Tuesday, September 22, 2009

HSBC bids farewell to dollar supremacy

That is the headline of an article in the Telegraph .

What will it take for Americans to see the writing on the wall? The painful truth is two fold; a) the dollar is being destroyed through policy, it’s not some unavoidable fate. b) this will take the standard of living to second world status.
In this space I posted the Left- Right Combo recently. This is not the knock punch just a mainstream validation of what is to come.

The G20 summit around the corner will also see pressure put on the US to devalue the dollar .
A quote from the story: “There’s talk that world leaders may seek to address the U.S. imbalances,” said Masashi Kurabe, head of currency sales and trading in Hong Kong at Bank of Tokyo-Mitsubishi UFJ Ltd., a unit of Japan’s biggest publicly traded bank. “This may lead to weakness in the dollar.”

The truth is foreign capital has funded our debt. Lets see how foreign capital flows are looking right now in the US markets.
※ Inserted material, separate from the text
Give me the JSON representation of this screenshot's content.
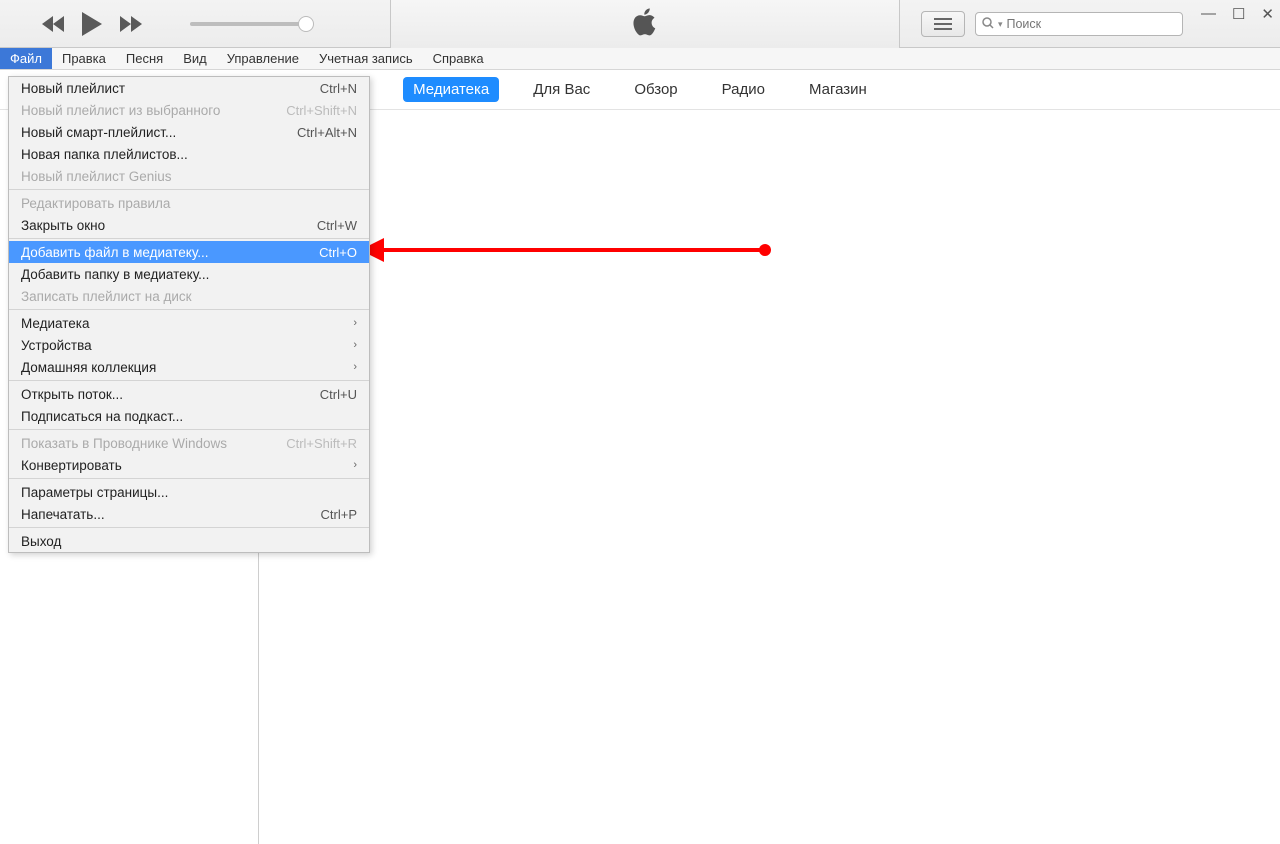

The following statements are from the International Forecaster B. Chapman.

"Capital from foreign sources was $612 billion in 2007 and $675 billion in 2008. This year in May it was -$54.6 billion; -$57 billion in June, -$56.8 in July and -$97.5 billion in August."

"Capital is leaving at an accelerating rate. This means interest rates should be raised. The Fed is monetizing and in all likelihood that will increase and that will lead to a currency crisis. The Fed has said it will ease quantitative easing, but if it does the stock and bond market will fall. If they increase there will be a currency crisis. There is now no question the dollar is being sacrificed. The idea is to allow it to fall incrementally and as slowly as possible."

In 5 years what will we say about our actions today?